Chez Debussy, on pourrait davantage parler de démultiplication de cette anamorphose, le motif de ritournelle, par exemple, évoluant par modification progressive sans qu’aucune présentation ne soit répétée. À cette technique célèbre de développement debussyste, qui suppose une progression sans retour en arrière, la forme du sonnet impose cependant ici une légère entorse, la dernière apparition du motif (mes. 29), annonçant l’énoncé du dernier vers, se fait sous une forme qui renoue avec ses premières apparitions, sans toutefois s’y conformer totalement60. La structure spéculaire de mise en abîme, au-delà de l’hétérogénéité de ses manifestations chez Mallarmé et de son rôle de ligature ponctuelle chez Ravel, constitue chez Debussy, appliquée au motif de ritournelle, une source d’unification du matériau et de la forme dans son ensemble.
Répéter en déformant, que cette déformation soit seul reflet anamorphotique ou plus complète mise en abîme, c’est suggérer l’identité au-delà de son simple principe, c’est donner l’ effet de l’unité tout en assurant le développement du matériau : comment ne pas penser ici à l’effet de la spécularité mallarméenne, qui suggère des reflets internes au poème sans pour autant que ceux-ci soient soulignés ?
Si ces techniques d’écriture ne constituent pas en elles-mêmes des caractéristiques de nos deux mélodies, étant repérables beaucoup plus largement dans l’œuvre de nos compositeurs, elles n’en demeurent pas moins ici, par leur association au poème de mallarmé, tout particulièrement justifiées, comme « remotivées » par lui, prenant ainsi une valeur esthétique très forte ; manquer de les évoquer serait oublier un des fils propres à la toile de références, de renvois et d’échos tissée entre les esthétiques de Mallarmé et de Ravel et Debussy.
III. Conclusion
A. Mise en musique, pastiche, récriture
Mettre en musique une œuvre poétique, c’est donc non pas imposer une clôture à celle-ci, mais, au-delà de la permanence de la lettre du texte, qui demeure ici totalement intacte, en mettre à l’épreuve l’ouverture, en infléchir la lecture par le soulignement ou la mise en lumière de certains de ses aspects et, par cet infléchissement, en la tirant à soi, en la faisant passer par le prisme de sa propre sensibilité, la récrire.
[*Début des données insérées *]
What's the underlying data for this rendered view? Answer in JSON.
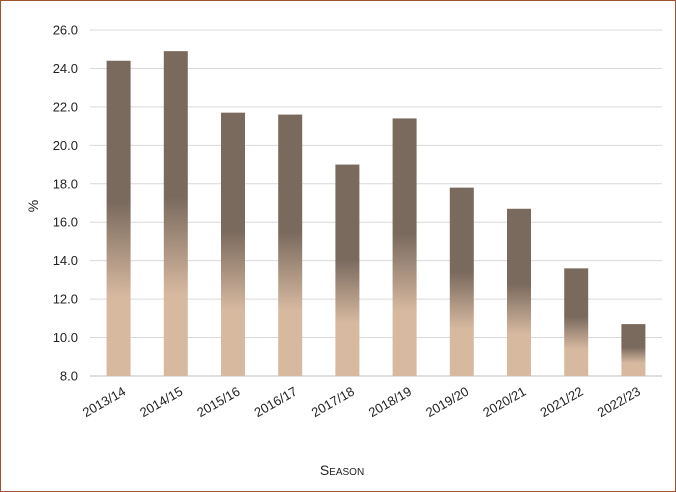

C’est ce que la comparaison des deux mises en musique-lectures-récritures nous a permis de toucher du doigt, chacune des mélodies supposant des dominantes particulières, une atmosphère « dix-huitiémisée » pour Debussy contre un registre de sensualité mondaine pour Ravel.
Quant à savoir si ces récritures relèvent du pastiche, l’analyse ne peut nous en fournir la réponse. C’est même la nature même du pastiche, ambigu, instable et complexe, qui fait obstacle à une telle assignation à ce régime. Toute mise en musique ne peut en effet être assimilée à un pastiche. Si ces récritures en relevaient, ce serait du fait d’un phénomène d’osmose, de contamination par leur texte-matrice : l’ambiguïté et la complexité généralement plus volontiers prêtées à la sémiose musicale – puisqu’en musique aucune désignation ne peut un tant soit peu stabiliser la référence pour le récepteur61–, se trouvent ici encore sensiblement accrues par le mode d’habitation complexe du pastiche que propose le poème de Mallarmé. Aucune réponse tranchée ne peut cependant ici être donnée. C’est pourquoi l’analyse de ces « transfusions » musicales s’est voulue à l’écoute des moindres nuances des œuvres, que seule la mise en série a permis de cerner. Le régime de réécriture à prêter à ces œuvres a donc été évalué de l’intérieur, en fonction de la proximité ou de la distanciation qu’elles affichaient vis-à-vis de leur texte matrice, celui-ci étant considéré tant dans son dit que dans son dire.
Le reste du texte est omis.